Social change if it happens is at snail pace
Unfortunately, when we look at our world, our best chance for change is Climate Change that might remind us that our very existence is tied up with the existence of all living things.
On this point, we have a lot to learn from people on the periphery of the world system, the ones our governments have ignored and have referred to underdeveloped.
Instead of the western model of development which is driven more and more by technology (that remains unregulated) creating a deep conceptual distinction between subject and object, self and other, humanity and the natural world we need to reject linear thinking that lies at the heart of development and think more relationally.
The ecosystem must have inalienable rights to survive and flourish.
To do this we need to develop a new Socio-ecological revolution marked by direct democracy with gender equality.
Of course, there are trillions of written words, conferences, and signs on Social Media that this is already happing, but in reality, it is not likely, that degrowth will happen as quickly as is needed.
For all initiatives purposes, the battle against Capitalism which itself appears to be in conflict with the pressing need to stave off a planetary meltdown will continue until we realise too late that world conflicts are over fresh water, air, and food supplies.
WHEN ONE LOOKS AT THE RESULT OF THE RECENT CLIMATE CONFERENCE IN POLAND YOU COULD NOT BE BLAMED FOR FEELING A SENSE OF DISPAIR.
The US, Russia, Saudi Arabia and Kuwait joined forces to prevent the conference fully embracing the IPCC’s findings, watering down a statement to a weak commendation of the timing of the scientists’ report.
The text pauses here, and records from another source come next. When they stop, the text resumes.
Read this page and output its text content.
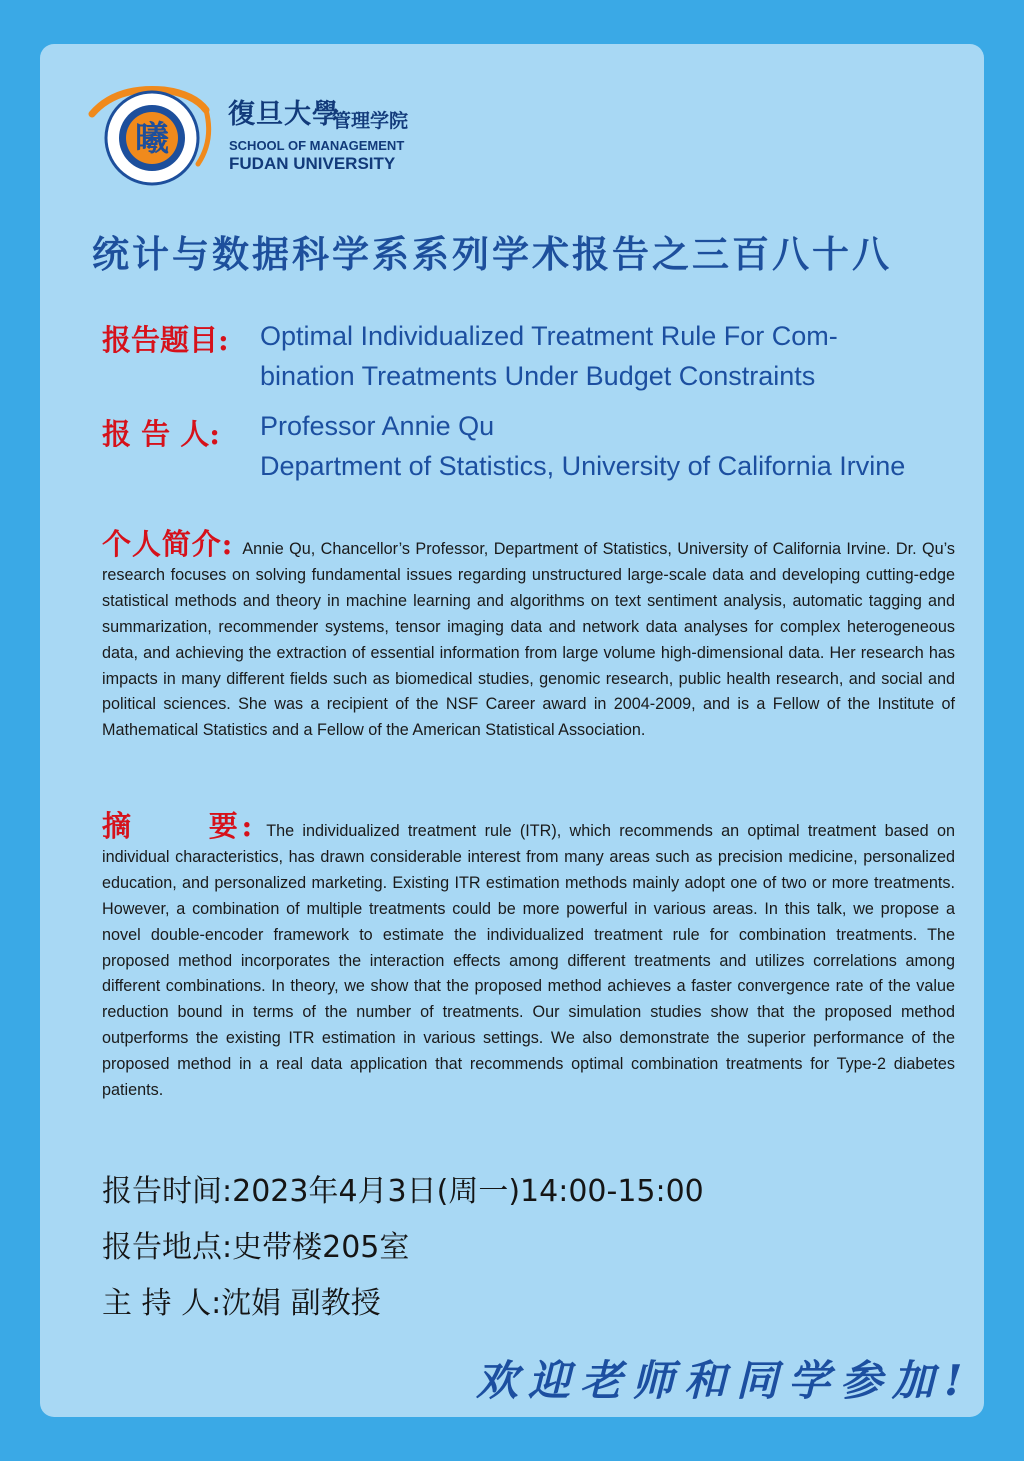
曦
復旦大學
管理学院
SCHOOL OF MANAGEMENT
FUDAN UNIVERSITY
统计与数据科学系系列学术报告之三百八十八
报告题目: Optimal Individualized Treatment Rule For Com-
bination Treatments Under Budget Constraints
报 告 人: Professor Annie Qu
Department of Statistics, University of California Irvine
个人简介: Annie Qu, Chancellor’s Professor, Department of Statistics, University of California Irvine. Dr. Qu’s research focuses on solving fundamental issues regarding unstructured large-scale data and developing cutting-edge statistical methods and theory in machine learning and algorithms on text sentiment analysis, automatic tagging and summarization, recommender systems, tensor imaging data and network data analyses for complex heterogeneous data, and achieving the extraction of essential information from large volume high-dimensional data. Her research has impacts in many different fields such as biomedical studies, genomic research, public health research, and social and political sciences. She was a recipient of the NSF Career award in 2004-2009, and is a Fellow of the Institute of Mathematical Statistics and a Fellow of the American Statistical Association.
摘 要: The individualized treatment rule (ITR), which recommends an optimal treatment based on individual characteristics, has drawn considerable interest from many areas such as precision medicine, personalized education, and personalized marketing. Existing ITR estimation methods mainly adopt one of two or more treatments. However, a combination of multiple treatments could be more powerful in various areas. In this talk, we propose a novel double-encoder framework to estimate the individualized treatment rule for combination treatments. The proposed method incorporates the interaction effects among different treatments and utilizes correlations among different combinations. In theory, we show that the proposed method achieves a faster convergence rate of the value reduction bound in terms of the number of treatments. Our simulation studies show that the proposed method outperforms the existing ITR estimation in various settings. We also demonstrate the superior performance of the proposed method in a real data application that recommends optimal combination treatments for Type-2 diabetes patients.
报告时间:2023年4月3日(周一)14:00-15:00
报告地点:史带楼205室
主 持 人:沈娟 副教授
欢迎老师和同学参加!
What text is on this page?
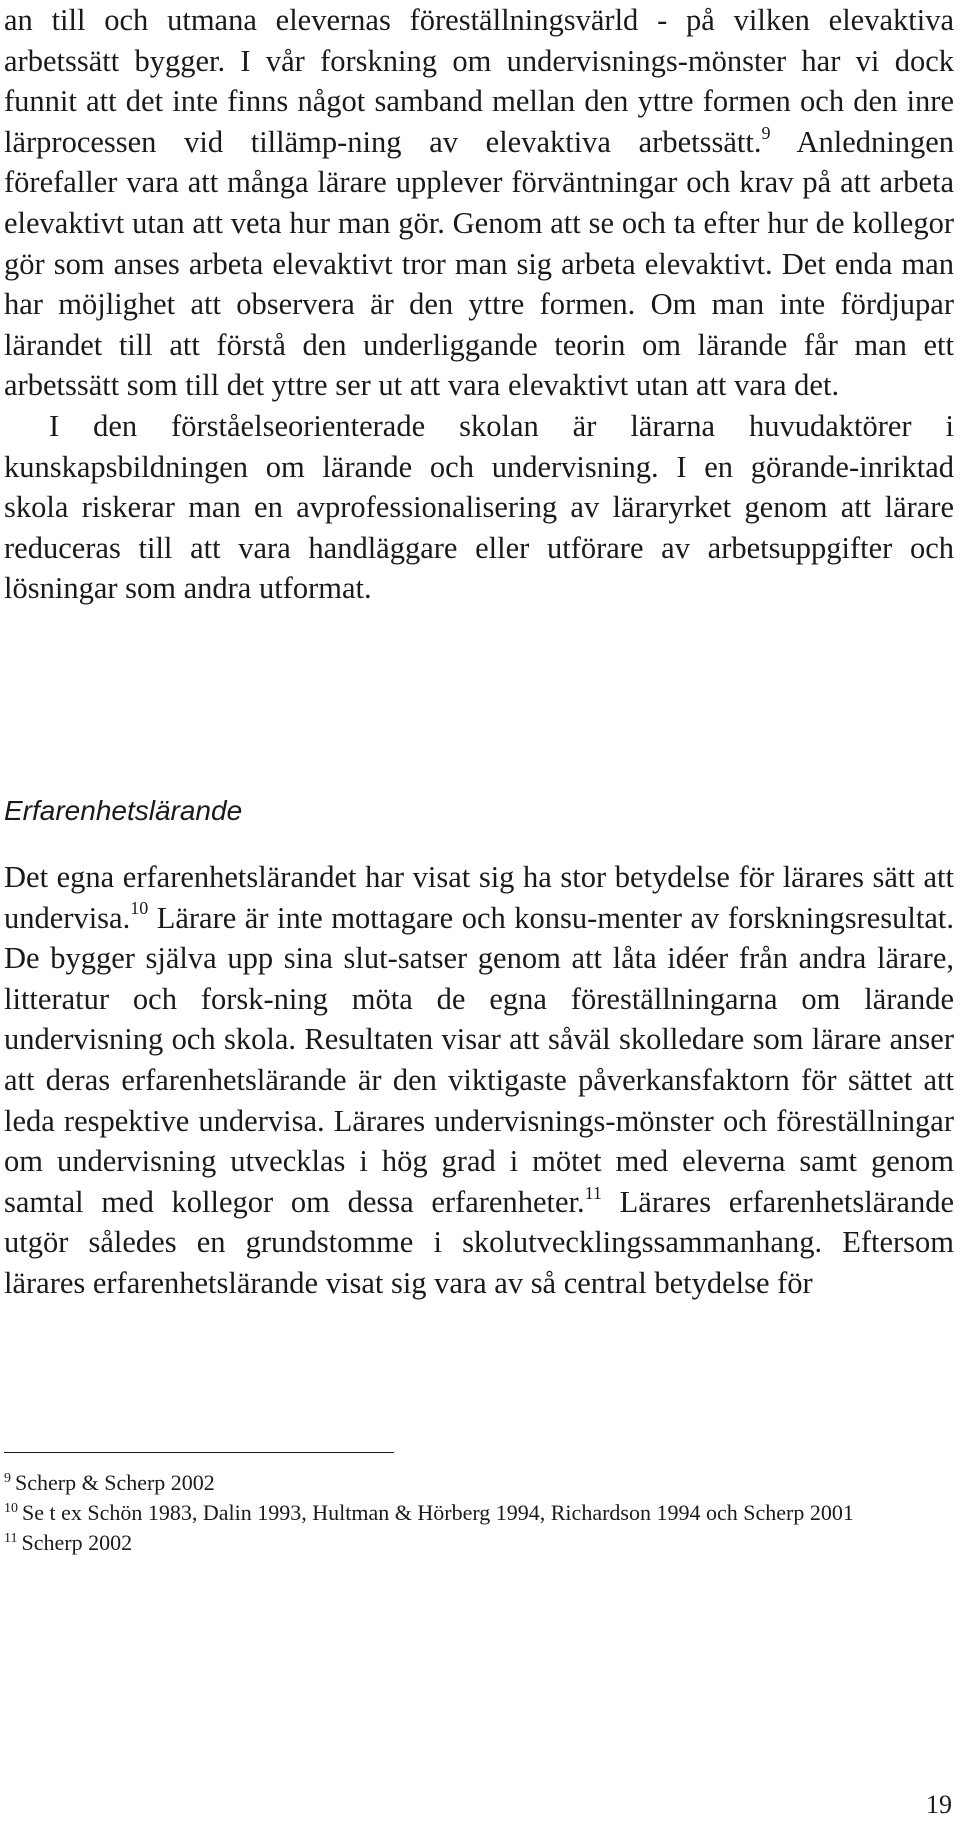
an till och utmana elevernas föreställningsvärld - på vilken elevaktiva arbetssätt bygger. I vår forskning om undervisnings-mönster har vi dock funnit att det inte finns något samband mellan den yttre formen och den inre lärprocessen vid tillämp-ning av elevaktiva arbetssätt.$^9$ Anledningen förefaller vara att många lärare upplever förväntningar och krav på att arbeta elevaktivt utan att veta hur man gör. Genom att se och ta efter hur de kollegor gör som anses arbeta elevaktivt tror man sig arbeta elevaktivt. Det enda man har möjlighet att observera är den yttre formen. Om man inte fördjupar lärandet till att förstå den underliggande teorin om lärande får man ett arbetssätt som till det yttre ser ut att vara elevaktivt utan att vara det.

I den förståelseorienterade skolan är lärarna huvudaktörer i kunskapsbildningen om lärande och undervisning. I en görande-inriktad skola riskerar man en avprofessionalisering av läraryrket genom att lärare reduceras till att vara handläggare eller utförare av arbetsuppgifter och lösningar som andra utformat.

Erfarenhetslärande

Det egna erfarenhetslärandet har visat sig ha stor betydelse för lärares sätt att undervisa.$^{10}$ Lärare är inte mottagare och konsu-menter av forskningsresultat. De bygger själva upp sina slut-satser genom att låta idéer från andra lärare, litteratur och forsk-ning möta de egna föreställningarna om lärande undervisning och skola. Resultaten visar att såväl skolledare som lärare anser att deras erfarenhetslärande är den viktigaste påverkansfaktorn för sättet att leda respektive undervisa. Lärares undervisnings-mönster och föreställningar om undervisning utvecklas i hög grad i mötet med eleverna samt genom samtal med kollegor om dessa erfarenheter.$^{11}$ Lärares erfarenhetslärande utgör således en grundstomme i skolutvecklingssammanhang. Eftersom lärares erfarenhetslärande visat sig vara av så central betydelse för

$^9$ Scherp & Scherp 2002

$^{10}$ Se t ex Schön 1983, Dalin 1993, Hultman & Hörberg 1994, Richardson 1994 och Scherp 2001

$^{11}$ Scherp 2002

19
Australia joined with the US in a celebration of coal, and Brazil signalled its climate scepticism by withdrawing its offer to host next year’s talks.
The truth is that the world has little more than a decade to bring emissions under control and halve them, but like everything Climate is a commodity.
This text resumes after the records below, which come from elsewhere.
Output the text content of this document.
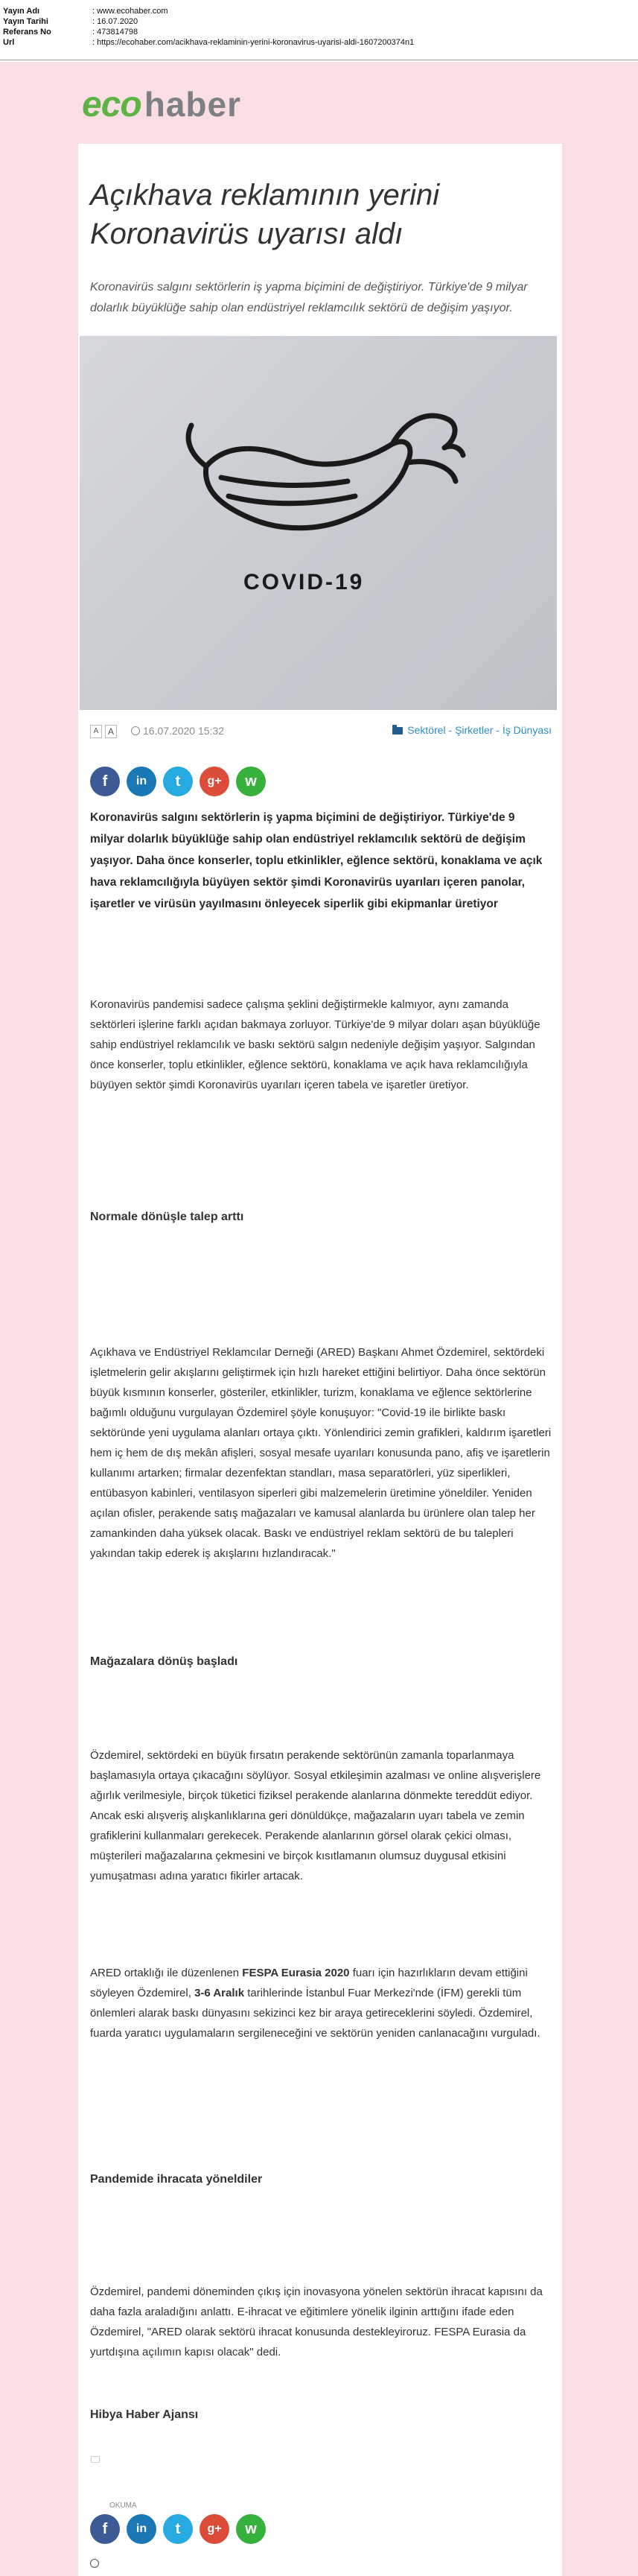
Yayın Adı	: www.ecohaber.com
Yayın Tarihi	: 16.07.2020
Referans No	: 473814798
Url	: https://ecohaber.com/acikhava-reklaminin-yerini-koronavirus-uyarisi-aldi-1607200374n1
eco haber
Açıkhava reklamının yerini Koronavirüs uyarısı aldı
Koronavirüs salgını sektörlerin iş yapma biçimini de değiştiriyor. Türkiye'de 9 milyar dolarlık büyüklüğe sahip olan endüstriyel reklamcılık sektörü de değişim yaşıyor.
COVID-19
A	A	16.07.2020 15:32	Sektörel - Şirketler - İş Dünyası
f in t g+ w
Koronavirüs salgını sektörlerin iş yapma biçimini de değiştiriyor. Türkiye'de 9 milyar dolarlık büyüklüğe sahip olan endüstriyel reklamcılık sektörü de değişim yaşıyor. Daha önce konserler, toplu etkinlikler, eğlence sektörü, konaklama ve açık hava reklamcılığıyla büyüyen sektör şimdi Koronavirüs uyarıları içeren panolar, işaretler ve virüsün yayılmasını önleyecek siperlik gibi ekipmanlar üretiyor
Koronavirüs pandemisi sadece çalışma şeklini değiştirmekle kalmıyor, aynı zamanda sektörleri işlerine farklı açıdan bakmaya zorluyor. Türkiye'de 9 milyar doları aşan büyüklüğe sahip endüstriyel reklamcılık ve baskı sektörü salgın nedeniyle değişim yaşıyor. Salgından önce konserler, toplu etkinlikler, eğlence sektörü, konaklama ve açık hava reklamcılığıyla büyüyen sektör şimdi Koronavirüs uyarıları içeren tabela ve işaretler üretiyor.
Normale dönüşle talep arttı
Açıkhava ve Endüstriyel Reklamcılar Derneği (ARED) Başkanı Ahmet Özdemirel, sektördeki işletmelerin gelir akışlarını geliştirmek için hızlı hareket ettiğini belirtiyor. Daha önce sektörün büyük kısmının konserler, gösteriler, etkinlikler, turizm, konaklama ve eğlence sektörlerine bağımlı olduğunu vurgulayan Özdemirel şöyle konuşuyor: "Covid-19 ile birlikte baskı sektöründe yeni uygulama alanları ortaya çıktı. Yönlendirici zemin grafikleri, kaldırım işaretleri hem iç hem de dış mekân afişleri, sosyal mesafe uyarıları konusunda pano, afiş ve işaretlerin kullanımı artarken; firmalar dezenfektan standları, masa separatörleri, yüz siperlikleri, entübasyon kabinleri, ventilasyon siperleri gibi malzemelerin üretimine yöneldiler. Yeniden açılan ofisler, perakende satış mağazaları ve kamusal alanlarda bu ürünlere olan talep her zamankinden daha yüksek olacak. Baskı ve endüstriyel reklam sektörü de bu talepleri yakından takip ederek iş akışlarını hızlandıracak."
Mağazalara dönüş başladı
Özdemirel, sektördeki en büyük fırsatın perakende sektörünün zamanla toparlanmaya başlamasıyla ortaya çıkacağını söylüyor. Sosyal etkileşimin azalması ve online alışverişlere ağırlık verilmesiyle, birçok tüketici fiziksel perakende alanlarına dönmekte tereddüt ediyor. Ancak eski alışveriş alışkanlıklarına geri dönüldükçe, mağazaların uyarı tabela ve zemin grafiklerini kullanmaları gerekecek. Perakende alanlarının görsel olarak çekici olması, müşterileri mağazalarına çekmesini ve birçok kısıtlamanın olumsuz duygusal etkisini yumuşatması adına yaratıcı fikirler artacak.
ARED ortaklığı ile düzenlenen FESPA Eurasia 2020 fuarı için hazırlıkların devam ettiğini söyleyen Özdemirel, 3-6 Aralık tarihlerinde İstanbul Fuar Merkezi'nde (İFM) gerekli tüm önlemleri alarak baskı dünyasını sekizinci kez bir araya getireceklerini söyledi. Özdemirel, fuarda yaratıcı uygulamaların sergileneceğini ve sektörün yeniden canlanacağını vurguladı.
Pandemide ihracata yöneldiler
Özdemirel, pandemi döneminden çıkış için inovasyona yönelen sektörün ihracat kapısını da daha fazla araladığını anlattı. E-ihracat ve eğitimlere yönelik ilginin arttığını ifade eden Özdemirel, "ARED olarak sektörü ihracat konusunda destekleyiroruz. FESPA Eurasia da yurtdışına açılımın kapısı olacak" dedi.
Hibya Haber Ajansı
OKUMA
f in t g+ w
How are countries to abide by rules to curb carbon emissions when the very idea of green taxes and regulations are stigmatised as socialist or totalitarian?
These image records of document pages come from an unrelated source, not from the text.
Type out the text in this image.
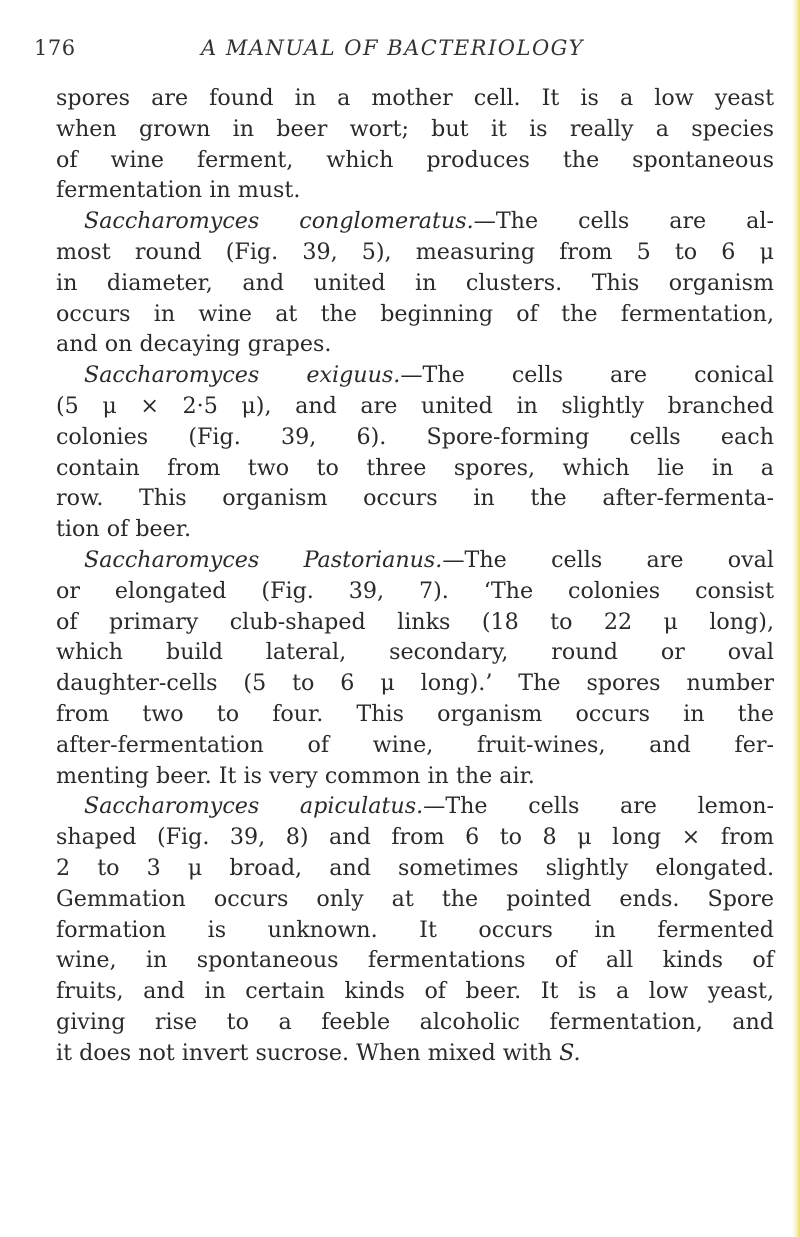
176	A MANUAL OF BACTERIOLOGY
spores are found in a mother cell. It is a low yeast
when grown in beer wort; but it is really a species
of wine ferment, which produces the spontaneous
fermentation in must.
Saccharomyces conglomeratus.—The cells are al-
most round (Fig. 39, 5), measuring from 5 to 6 μ
in diameter, and united in clusters. This organism
occurs in wine at the beginning of the fermentation,
and on decaying grapes.
Saccharomyces exiguus.—The cells are conical
(5 μ × 2·5 μ), and are united in slightly branched
colonies (Fig. 39, 6). Spore-forming cells each
contain from two to three spores, which lie in a
row. This organism occurs in the after-fermenta-
tion of beer.
Saccharomyces Pastorianus.—The cells are oval
or elongated (Fig. 39, 7). ‘The colonies consist
of primary club-shaped links (18 to 22 μ long),
which build lateral, secondary, round or oval
daughter-cells (5 to 6 μ long).’ The spores number
from two to four. This organism occurs in the
after-fermentation of wine, fruit-wines, and fer-
menting beer. It is very common in the air.
Saccharomyces apiculatus.—The cells are lemon-
shaped (Fig. 39, 8) and from 6 to 8 μ long × from
2 to 3 μ broad, and sometimes slightly elongated.
Gemmation occurs only at the pointed ends. Spore
formation is unknown. It occurs in fermented
wine, in spontaneous fermentations of all kinds of
fruits, and in certain kinds of beer. It is a low yeast,
giving rise to a feeble alcoholic fermentation, and
it does not invert sucrose. When mixed with S.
As a result, countries cannot invest in building a zero-carbon infrastructure, when they are subject to Growth at all cost to pay the National debts.
When almost everything is privatised, operating in a free market run by algorithms for profit while poor countries cannot collect enough taxes due to trade liberalisation to meet spending on social services and reduce poverty never mind the climate.
Basically, we are all including most countries a sub-prime market for loan pushers like the World Bank, IMF. If we truly want to achieve change we must let Capitalism pick up the bill not create it.
Scrap all outstanding national debts, remove inequitable trade rules, move away from commodifying human life, democratise our major institutions of global governance, acknowledge that colonialism was a humanitarian disaster, get rid of begging on our airway and streets, curtail advertising, and replace GDP with gross national happiness as a measure of social progress.
GDP is that we’re measuring things at market prices. What people actually pay for things.
Yet we know very well that this is not the price at which people actually value something.
Just ask your self what is the value of two homeless people dying per night on the streets of London against Manchester United Manager on £18 million a year who is to be paid £23 billion to say goodbye. (Manchester United, Arsenal, Chelsea and Tottenham, clubs all owned by investors based overseas.)
We must, therefore, remember not only that GDP is a proxy for what we really want to know but also that it’s becoming an ever less reliable one.
We must understand that the Fourth Industrial Revolutions with the Internet often has an ‘everywhere but nowhere’ feel and this is why and where GDP is disappearing.
You only have to look at the Brexit mess that is rendering the Uk incapable of meeting the most serious challenge of the 21st century to understand that the economic systems that we have put in place for the last decades are in need of radical reform.
So we are beginning to be asked the question of how we’re going to live together in societies of tolerance and inclusion.
Too often, in our current world organisation that’s seen as a separate issue — not part of what development is about.
Of course, nothing can be achieved without trillions. (See the previous post on a world aid commission)
Happy Christmas to one and all.
All human comments appreciated. All abuse and like clicks chucked in the bin.